If this parameter cannot be obtained, the parallelity
CPU个数-1
is used by default.
As you can see, this function is designed for computationally intensive business. If you feed it a bunch of tasks, it goes from parallel execution to a serial-like effect.
-Djava.util.concurrent.ForkJoinPool.common.parallelism=N
Even if you set an initial value size using
-Djava.util.concurrent.ForkJoinPool.common.parallelism=N
it still has a problem.
Because,
parallelism
this variable is final, once set, not allowed to modify.

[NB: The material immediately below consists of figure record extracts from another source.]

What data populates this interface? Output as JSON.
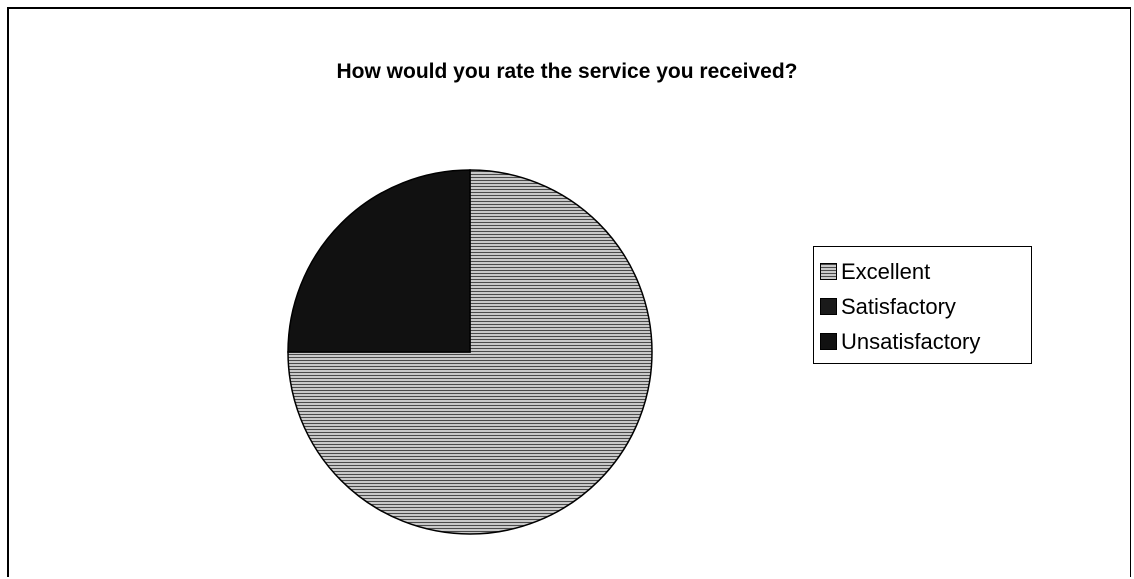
{
  "chart_data": {
    "type": "pie",
    "title": "How would you rate the service you received?",
    "categories": [
      "Excellent",
      "Satisfactory",
      "Unsatisfactory"
    ],
    "values": [
      75,
      0,
      25
    ],
    "unit": "%",
    "start_angle_deg": 0,
    "direction": "clockwise",
    "legend": {
      "position": "right",
      "entries": [
        "Excellent",
        "Satisfactory",
        "Unsatisfactory"
      ]
    }
  },
  "colors": {
    "Excellent": "#9a9a9a",
    "Satisfactory": "#1a1a1a",
    "Unsatisfactory": "#111111",
    "background": "#ffffff",
    "border": "#000000"
  }
}
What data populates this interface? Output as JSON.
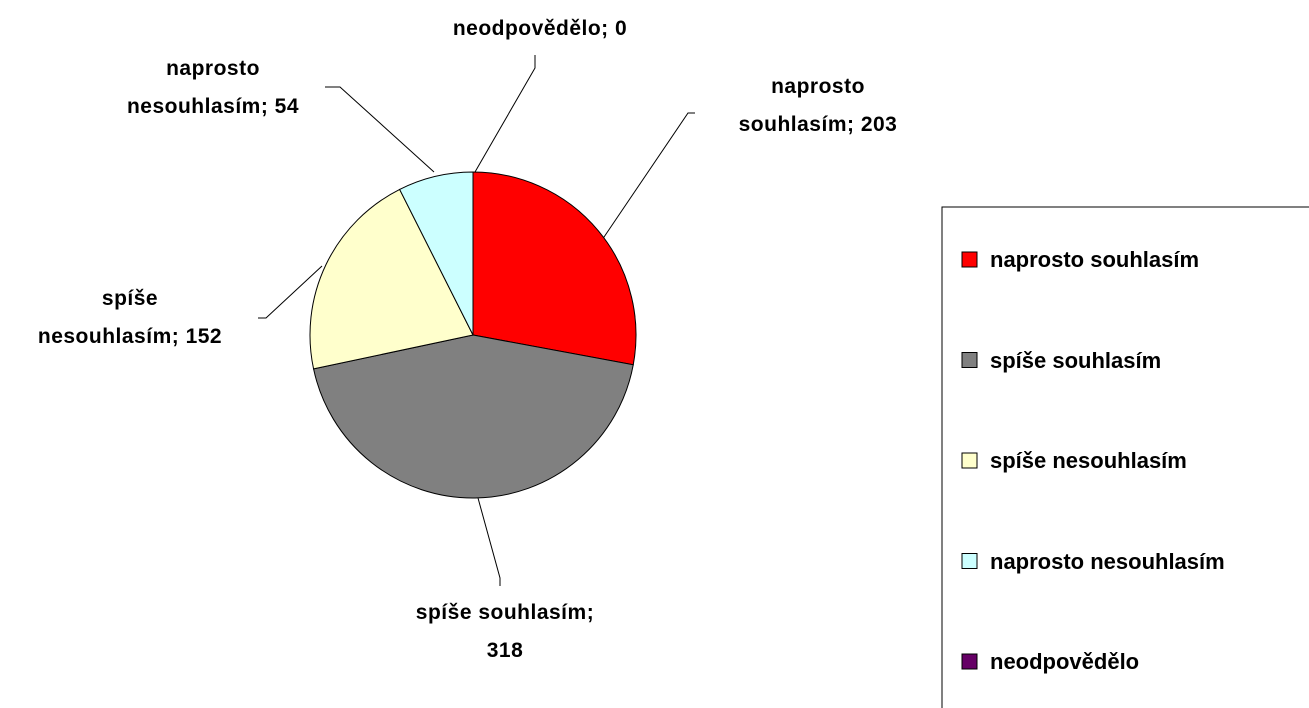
{
  "chart_data": {
    "type": "pie",
    "categories": [
      "naprosto souhlasím",
      "spíše souhlasím",
      "spíše nesouhlasím",
      "naprosto nesouhlasím",
      "neodpovědělo"
    ],
    "values": [
      203,
      318,
      152,
      54,
      0
    ],
    "value_labels": [
      "naprosto souhlasím; 203",
      "spíše souhlasím; 318",
      "spíše nesouhlasím; 152",
      "naprosto nesouhlasím; 54",
      "neodpovědělo; 0"
    ],
    "colors": [
      "#ff0000",
      "#808080",
      "#ffffcc",
      "#ccffff",
      "#660066"
    ],
    "legend": "right"
  }
}
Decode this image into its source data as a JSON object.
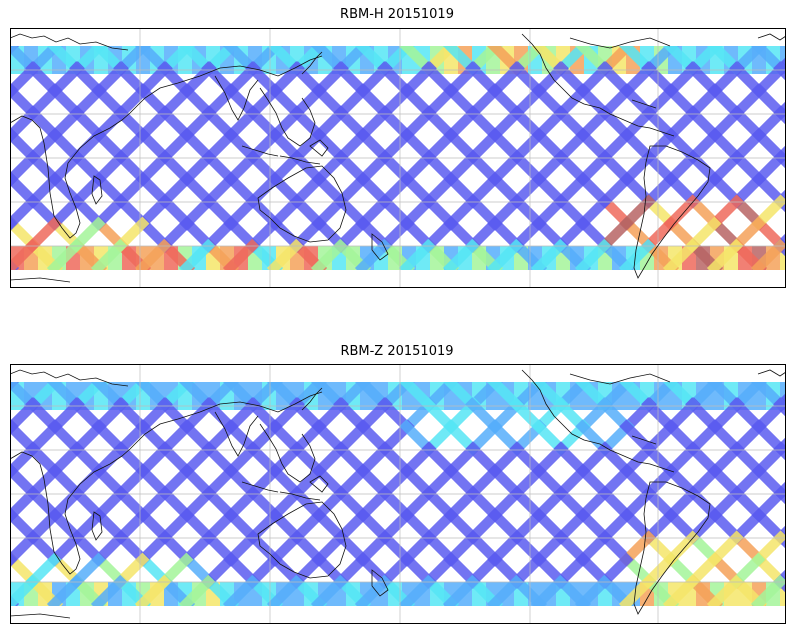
{
  "figure": {
    "panels": [
      {
        "title": "RBM-H 20151019"
      },
      {
        "title": "RBM-Z 20151019"
      }
    ]
  },
  "chart_data": [
    {
      "type": "heatmap",
      "title": "RBM-H 20151019",
      "projection": "global map, satellite swath coverage (criss-cross ground tracks)",
      "grid": true,
      "colormap": [
        "#5b5cf0",
        "#56aefb",
        "#56e6f5",
        "#a4f59a",
        "#f5e66a",
        "#f5a25a",
        "#ef6a5c",
        "#b86565"
      ],
      "colors_note": "mostly blue over mid-latitudes; red/orange bands at southern high latitudes and near the central-east ocean top band",
      "axes_labels_printed": false
    },
    {
      "type": "heatmap",
      "title": "RBM-Z 20151019",
      "projection": "global map, satellite swath coverage (criss-cross ground tracks)",
      "grid": true,
      "colormap": [
        "#5b5cf0",
        "#56aefb",
        "#56e6f5",
        "#a4f59a",
        "#f5e66a",
        "#f5a25a"
      ],
      "colors_note": "mostly blue; cyan/yellow-green at high latitudes; orange/yellow in southern ocean near South America",
      "axes_labels_printed": false
    }
  ]
}
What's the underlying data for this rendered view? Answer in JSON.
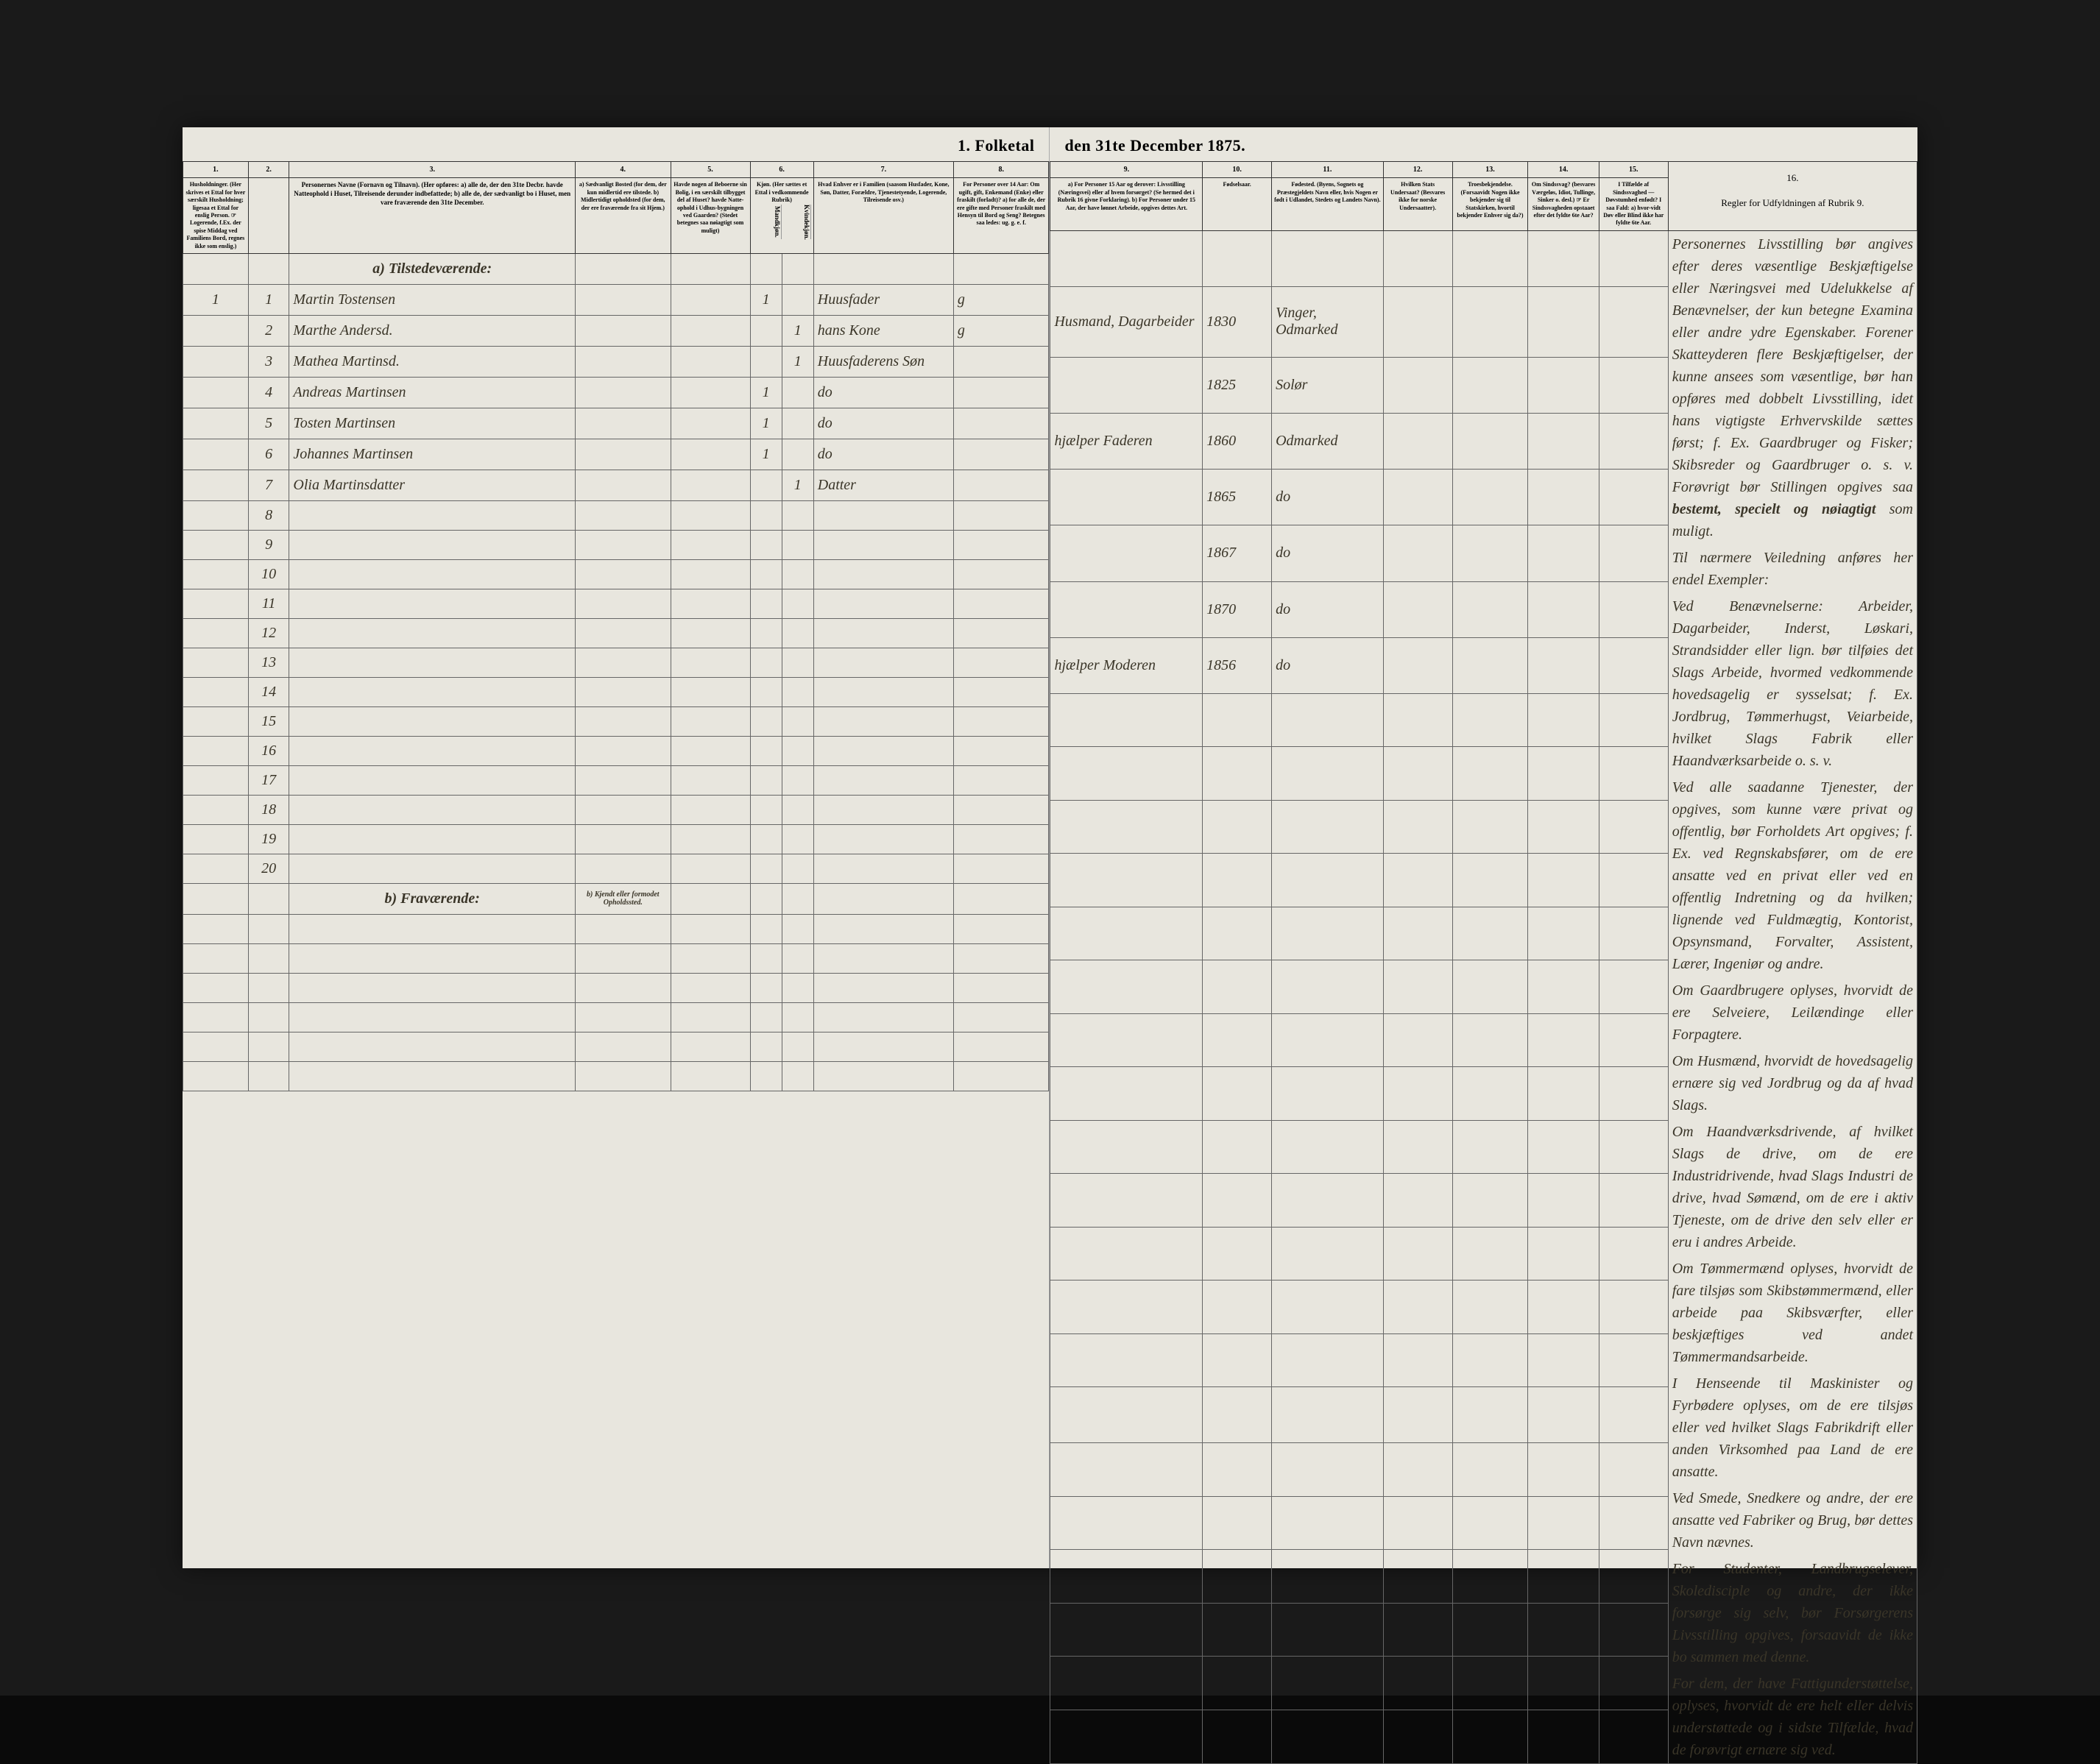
{
  "document": {
    "title_left": "1. Folketal",
    "title_right": "den 31te December 1875.",
    "background_color": "#e8e6de",
    "text_color": "#3a3528",
    "border_color": "#333333"
  },
  "columns": {
    "col1": {
      "num": "1.",
      "header": "Husholdninger.\n(Her skrives et Ettal for hver særskilt Husholdning; ligesaa et Ettal for enslig Person.\n☞ Logerende, f.Ex. der spise Middag ved Familiens Bord, regnes ikke som enslig.)"
    },
    "col2": {
      "num": "2.",
      "header": "Nr."
    },
    "col3": {
      "num": "3.",
      "header": "Personernes Navne (Fornavn og Tilnavn).\n(Her opføres:\na) alle de, der den 31te Decbr. havde Natteophold i Huset, Tilreisende derunder indbefattede;\nb) alle de, der sædvanligt bo i Huset, men vare fraværende den 31te December."
    },
    "col4": {
      "num": "4.",
      "header": "a) Sædvanligt Bosted (for dem, der kun midlertid ere tilstede.\nb) Midlertidigt opholdsted (for dem, der ere fraværende fra sit Hjem.)"
    },
    "col5": {
      "num": "5.",
      "header": "Havde nogen af Beboerne sin Bolig, i en særskilt tilbygget del af Huset? havde Natte-ophold i Udhus-bygningen ved Gaarden? (Stedet betegnes saa nøiagtigt som muligt)"
    },
    "col6": {
      "num": "6.",
      "header": "Kjøn.\n(Her sættes et Ettal i vedkommende Rubrik)",
      "sub_m": "Mandkjøn.",
      "sub_k": "Kvindekjøn."
    },
    "col7": {
      "num": "7.",
      "header": "Hvad Enhver er i Familien\n(saasom Husfader, Kone, Søn, Datter, Forældre, Tjenestetyende, Logerende, Tilreisende osv.)"
    },
    "col8": {
      "num": "8.",
      "header": "For Personer over 14 Aar:\nOm ugift, gift, Enkemand (Enke) eller fraskilt (forladt)?\na) for alle de, der ere gifte med Personer fraskilt med Hensyn til Bord og Seng?\nBetegnes saa ledes: ug. g. e. f."
    },
    "col9": {
      "num": "9.",
      "header": "a) For Personer 15 Aar og derover: Livsstilling (Næringsvei) eller af hvem forsørget? (Se hermed det i Rubrik 16 givne Forklaring).\nb) For Personer under 15 Aar, der have lønnet Arbeide, opgives dettes Art."
    },
    "col10": {
      "num": "10.",
      "header": "Fødselsaar."
    },
    "col11": {
      "num": "11.",
      "header": "Fødested.\n(Byens, Sognets og Præstegjeldets Navn eller, hvis Nogen er født i Udlandet, Stedets og Landets Navn)."
    },
    "col12": {
      "num": "12.",
      "header": "Hvilken Stats Undersaat?\n(Besvares ikke for norske Undersaatter)."
    },
    "col13": {
      "num": "13.",
      "header": "Troesbekjendelse.\n(Forsaavidt Nogen ikke bekjender sig til Statskirken, hvortil bekjender Enhver sig da?)"
    },
    "col14": {
      "num": "14.",
      "header": "Om Sindssvag?\n(besvares Værgeløs, Idiot, Tullinge, Sinker o. desl.)\n☞ Er Sindssvagheden opstaaet efter det fyldte 6te Aar?"
    },
    "col15": {
      "num": "15.",
      "header": "I Tilfælde af Sindssvaghed — Døvstumhed enfødt?\nI saa Fald: a) hvor-vidt Døv eller Blind ikke har fyldte 6te Aar."
    },
    "col16": {
      "num": "16.",
      "header": "Regler for Udfyldningen af Rubrik 9."
    }
  },
  "sections": {
    "a_present": "a) Tilstedeværende:",
    "b_absent": "b) Fraværende:",
    "b_known": "b) Kjendt eller formodet Opholdssted."
  },
  "rows": [
    {
      "hh": "1",
      "num": "1",
      "name": "Martin Tostensen",
      "gender_m": "1",
      "gender_k": "",
      "relation": "Huusfader",
      "marital": "g",
      "occupation": "Husmand, Dagarbeider",
      "year": "1830",
      "birthplace": "Vinger, Odmarked"
    },
    {
      "hh": "",
      "num": "2",
      "name": "Marthe Andersd.",
      "gender_m": "",
      "gender_k": "1",
      "relation": "hans Kone",
      "marital": "g",
      "occupation": "",
      "year": "1825",
      "birthplace": "Solør"
    },
    {
      "hh": "",
      "num": "3",
      "name": "Mathea Martinsd.",
      "gender_m": "",
      "gender_k": "1",
      "relation": "Huusfaderens Søn",
      "marital": "",
      "occupation": "hjælper Faderen",
      "year": "1860",
      "birthplace": "Odmarked"
    },
    {
      "hh": "",
      "num": "4",
      "name": "Andreas Martinsen",
      "gender_m": "1",
      "gender_k": "",
      "relation": "do",
      "marital": "",
      "occupation": "",
      "year": "1865",
      "birthplace": "do"
    },
    {
      "hh": "",
      "num": "5",
      "name": "Tosten Martinsen",
      "gender_m": "1",
      "gender_k": "",
      "relation": "do",
      "marital": "",
      "occupation": "",
      "year": "1867",
      "birthplace": "do"
    },
    {
      "hh": "",
      "num": "6",
      "name": "Johannes Martinsen",
      "gender_m": "1",
      "gender_k": "",
      "relation": "do",
      "marital": "",
      "occupation": "",
      "year": "1870",
      "birthplace": "do"
    },
    {
      "hh": "",
      "num": "7",
      "name": "Olia Martinsdatter",
      "gender_m": "",
      "gender_k": "1",
      "relation": "Datter",
      "marital": "",
      "occupation": "hjælper Moderen",
      "year": "1856",
      "birthplace": "do"
    }
  ],
  "empty_rows": [
    "8",
    "9",
    "10",
    "11",
    "12",
    "13",
    "14",
    "15",
    "16",
    "17",
    "18",
    "19",
    "20"
  ],
  "absent_rows": 6,
  "rules_text": {
    "p1": "Personernes Livsstilling bør angives efter deres væsentlige Beskjæftigelse eller Næringsvei med Udelukkelse af Benævnelser, der kun betegne Examina eller andre ydre Egenskaber. Forener Skatteyderen flere Beskjæftigelser, der kunne ansees som væsentlige, bør han opføres med dobbelt Livsstilling, idet hans vigtigste Erhvervskilde sættes først; f. Ex. Gaardbruger og Fisker; Skibsreder og Gaardbruger o. s. v. Forøvrigt bør Stillingen opgives saa",
    "p1b": "bestemt, specielt og nøiagtigt",
    "p1c": "som muligt.",
    "p2": "Til nærmere Veiledning anføres her endel Exempler:",
    "p3": "Ved Benævnelserne: Arbeider, Dagarbeider, Inderst, Løskari, Strandsidder eller lign. bør tilføies det Slags Arbeide, hvormed vedkommende hovedsagelig er sysselsat; f. Ex. Jordbrug, Tømmerhugst, Veiarbeide, hvilket Slags Fabrik eller Haandværksarbeide o. s. v.",
    "p4": "Ved alle saadanne Tjenester, der opgives, som kunne være privat og offentlig, bør Forholdets Art opgives; f. Ex. ved Regnskabsfører, om de ere ansatte ved en privat eller ved en offentlig Indretning og da hvilken; lignende ved Fuldmægtig, Kontorist, Opsynsmand, Forvalter, Assistent, Lærer, Ingeniør og andre.",
    "p5": "Om Gaardbrugere oplyses, hvorvidt de ere Selveiere, Leilændinge eller Forpagtere.",
    "p6": "Om Husmænd, hvorvidt de hovedsagelig ernære sig ved Jordbrug og da af hvad Slags.",
    "p7": "Om Haandværksdrivende, af hvilket Slags de drive, om de ere Industridrivende, hvad Slags Industri de drive, hvad Sømænd, om de ere i aktiv Tjeneste, om de drive den selv eller er eru i andres Arbeide.",
    "p8": "Om Tømmermænd oplyses, hvorvidt de fare tilsjøs som Skibstømmermænd, eller arbeide paa Skibsværfter, eller beskjæftiges ved andet Tømmermandsarbeide.",
    "p9": "I Henseende til Maskinister og Fyrbødere oplyses, om de ere tilsjøs eller ved hvilket Slags Fabrikdrift eller anden Virksomhed paa Land de ere ansatte.",
    "p10": "Ved Smede, Snedkere og andre, der ere ansatte ved Fabriker og Brug, bør dettes Navn nævnes.",
    "p11": "For Studenter, Landbrugselever, Skoledisciple og andre, der ikke forsørge sig selv, bør Forsørgerens Livsstilling opgives, forsaavidt de ikke bo sammen med denne.",
    "p12": "For dem, der have Fattigunderstøttelse, oplyses, hvorvidt de ere helt eller delvis understøttede og i sidste Tilfælde, hvad de forøvrigt ernære sig ved."
  }
}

That is, the above parameters will only take effect once.
Zhang San may use the following code to set the parallelity size to
20
System.setProperty("java.util.concurrent.ForkJoinPool.common.parallelism", "20");
Li Si may have set this value to 30 in the same way. Which value is actually used in the project, you have to ask the JVM how the class information is loaded.
This approach is not very reliable.
We can achieve different types of task separation by providing an external
forkjoinpool
which is to change the way we submit.
The code looks like this, and task separation is achieved by explicitly committing code.
ForkJoinPool pool = new ForkJoinPool(30);
final long begin = System.currentTimeMillis();
try {
pool.submit(() ->
numbers.parallelStream().map(k -> {
try {
Thread.sleep(1000);
System.out.println((System.currentTimeMillis() - begin) + "ms => " + k + " \t" + Thread.currentThread());
} catch (InterruptedException e) {
e.printStackTrace();
}
return k;
}).collect(Collectors.toList())).get();
} catch (InterruptedException e) {
e.printStackTrace();
} catch (ExecutionException e) {
e.printStackTrace();
}
In this way, different scenarios can have different degrees of parallelion.
This approach is similar
CountDownLatch
and we need to manage resources manually.
In this way, the amount of code increases, and
优雅
has little to do with, not only is not elegant, but also ugly.
The white swan becomes an ugly duckling, will you still love it?
Above is
W3Cschool编程狮
about
parallelStream pit, do not step do not know, a step scared
related to the introduction, I hope to help you.